You can validate the above information by submitting my site to Qualys SSL Labs if you like. The web service server is also configured to only allow TLS and AES-256 bit algorithms. In addition, database traffic to MySQL is encrypted using SSL as well. The file data is also encrypted when in transit inside the SSL encrypted connection to and from the web service server.
Access to a file requires passing the HMAC as the ‘file’ parameter in the Deadrop link. The user will then be prompted for the password. Once the password is provided, the HMAC and password are sent to the web service (again, all over SSL). The HMAC is used to identify the file in the database and then the password is used with the stored IV; if the bcrypted version of the provided password combined with the stored IV matches the hashed version of the password stored in the database, then the file is read back and sent as a SOAP message to the web server (along with the file IV, original file size, and file name). The web server uses this to base64 decode the data, decrypt the file and send it back using the ‘application/octet-stream’ mime type and the original file name. The original file size is required as mcrypt adds extra padding to the file which can be removed by using `fputs($outstream, $data, $filesize)`, only sending back the same size file as was provided. When the file is sent back to the browser, the PHP output stream is used, ensuring the data is not written to disk.
In addition to the transport layer and disk layer encryption, there are two user options when uploading a file that I thought might be useful for sensitive data. The first option determines how many times the file can be downloaded before it is deleted and the second option determines how many consecutive failed attempts to download are allowed before deleting the file. The second option is there to prevent brute force attacks such that after X amount of incorrect passwords the data is wiped. In each case where the limit is reached, the row containing all information in the database concerning the file is deleted and the file itself is shredded.
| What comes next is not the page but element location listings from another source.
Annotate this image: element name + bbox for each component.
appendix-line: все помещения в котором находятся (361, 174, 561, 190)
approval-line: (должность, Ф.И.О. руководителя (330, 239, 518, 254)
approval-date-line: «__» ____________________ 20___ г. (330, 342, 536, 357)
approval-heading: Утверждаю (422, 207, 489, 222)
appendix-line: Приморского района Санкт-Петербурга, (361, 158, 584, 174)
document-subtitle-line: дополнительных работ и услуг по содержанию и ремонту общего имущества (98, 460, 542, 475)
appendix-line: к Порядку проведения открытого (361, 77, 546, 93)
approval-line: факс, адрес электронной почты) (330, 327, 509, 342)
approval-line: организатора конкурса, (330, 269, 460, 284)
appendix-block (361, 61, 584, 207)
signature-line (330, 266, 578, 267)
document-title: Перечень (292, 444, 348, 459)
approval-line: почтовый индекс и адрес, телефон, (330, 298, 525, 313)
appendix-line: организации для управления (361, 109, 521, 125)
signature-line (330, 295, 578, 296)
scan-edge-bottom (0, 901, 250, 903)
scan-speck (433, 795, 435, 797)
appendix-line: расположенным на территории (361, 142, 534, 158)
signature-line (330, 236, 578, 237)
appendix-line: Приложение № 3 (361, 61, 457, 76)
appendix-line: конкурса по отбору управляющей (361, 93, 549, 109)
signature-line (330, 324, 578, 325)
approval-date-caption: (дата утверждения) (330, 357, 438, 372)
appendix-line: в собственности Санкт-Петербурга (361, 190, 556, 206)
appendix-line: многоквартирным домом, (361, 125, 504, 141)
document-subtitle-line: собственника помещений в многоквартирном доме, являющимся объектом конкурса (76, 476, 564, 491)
So far, I have successfully tested this out using several types of files:
- Adobe PDF
- Text (Notepad compatible)
- Excel (.xls, .xlsx, .xlsm, and .xlsb)
- Word (.doc and .docx)
- PowerPoint (.ppt and .pptx)
- Executable (.exe)
- Compressed (.zip, .tgz, and .bz2)
I welcome any feedback on limitations or flaws in the design (outside of the known issue of the original file being written as a temp file in an unencrypted state as this is a limitation in PHP itself). Or if you just have an idea on how to improve it some way then feel free to comment below.
Note: If you upload a file make sure you keep track of the link to access it as well as the password itself. All data is either hashed, which is one way, or encrypted in a way that prevents even myself from decrypting the data. So if you forget the URL or the password then the file is no longer accessible for all intents and purposes.
UPDATE 2013-01-04: This post was updated to reflect the latest version. The separate SHA-256 hash of the file was not needed in combination with the HMAC. I’m not sure what I was thinking there as I could determine whether the upload was a unique combination of file + password already with the HMAC (duh!). The SHA-256 is no longer taken and that field has been removed from the database.